À Bodio, le chantier du tunnel de base a fonctionné comme un ghetto, raconte Marco Costi, maire entre 2000 et 2016. «Nous avons peu reçu. La bourgeoisie locale a dû céder plusieurs hectares de terrain à la Confédération. Il y a eu du smog, de la poussière et du bruit.» Durant cette période, deux boulangeries ont fermé. Le temps est loin où la commune possédait le plus grand nombre de restaurants par habitants du Tessin. Seul note positive: la pollution et le bruit ont baissé. Stefano Imelli se souvient du trafic sur la route du col du Gothard. Trois passerelles permettaient aux enfants d’enjamber ce flot pour aller à l’école. Les travailleurs des usines de la zone industrielle située en amont du village sont nombreux. Ils viennent du Nord de l’Italie et de Sardaigne. Leur vie est structurée par des évènements menés par des associations catholiques, les scouts et le club de football. La commune est alors florissante. «Jamais je n’ai entendu dire qu’il y avait nous et eux», souligne le maire.

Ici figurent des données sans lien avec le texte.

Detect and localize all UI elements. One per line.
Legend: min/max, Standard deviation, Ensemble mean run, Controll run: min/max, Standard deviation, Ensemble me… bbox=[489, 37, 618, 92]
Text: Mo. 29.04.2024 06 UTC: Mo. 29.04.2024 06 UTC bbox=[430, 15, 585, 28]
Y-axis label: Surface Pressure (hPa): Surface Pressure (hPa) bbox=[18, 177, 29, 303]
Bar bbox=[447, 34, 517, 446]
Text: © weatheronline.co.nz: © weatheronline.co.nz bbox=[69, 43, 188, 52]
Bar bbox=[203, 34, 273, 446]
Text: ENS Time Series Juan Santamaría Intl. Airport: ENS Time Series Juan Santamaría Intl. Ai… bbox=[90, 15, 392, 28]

Près d’Erstfeld, le portail nord du tunnel de base du Gothard, long de 57 kilomètres. Le massif des Alpes se dresse au-dessus. Photo Keystone

L’absence d’un symbole du tunnel

Bodio, qui avait déjà dû se battre pour que sa gare soit réouverte, ce qui a été fait en 2018, demande désormais que les CFF autorisent certains trains rapides à s’arrêter à Biasca (et non pas seulement à Bellinzone). «Dès qu’il y a un gare, il se passe quelque chose», rappelle Marco Costi. Quant à l’attrait du Nord pour les gens de Bodio, celui-ci semble faible. Stefano Imelli ne connaît pas d’ailleurs la maire d’Erstfeld. Le tunnel de base a-t-il un intérêt touristique? «Il manque un symbole pour ce tunnel», estime Marco Costi, qui évoque le projet abandonné d’une arche qui aurait surplombé l’autoroute et la voie ferroviaire.

Pour certains, le tunnel fait partie de leur vie quotidienne. C’est le cas pour Cédric Jacob, conducteur CFF qui emmène du personnel technique au cœur des deux tubes du tunnel de base. Son véhicule ferroviaire, long de 22 mètres, possède un module de vie climatisé, avec réfectoire, machine à café et WC. Plus un atelier et une grue. Les interventions ont lieu de nuit. Les ouvriers et ingénieurs travaillent dans des températures qui oscillent entre 32 et 44 degrés selon saison. Et l’humidité est très élevée. La gestion des risques implique une attention continue. «Les professionnels des CFF ont développé dans ce tunnel un savoir-faire unique au monde, estime Cédric Jacob. Établi au Tessin depuis 2016, ce Valaisan comprend bien les enjeux de sa région d’adoption. «Les gens du coin sont des montagnards. Ils ont appris à vivre dans un environnement qui peut être rude et où l’espace est compté.»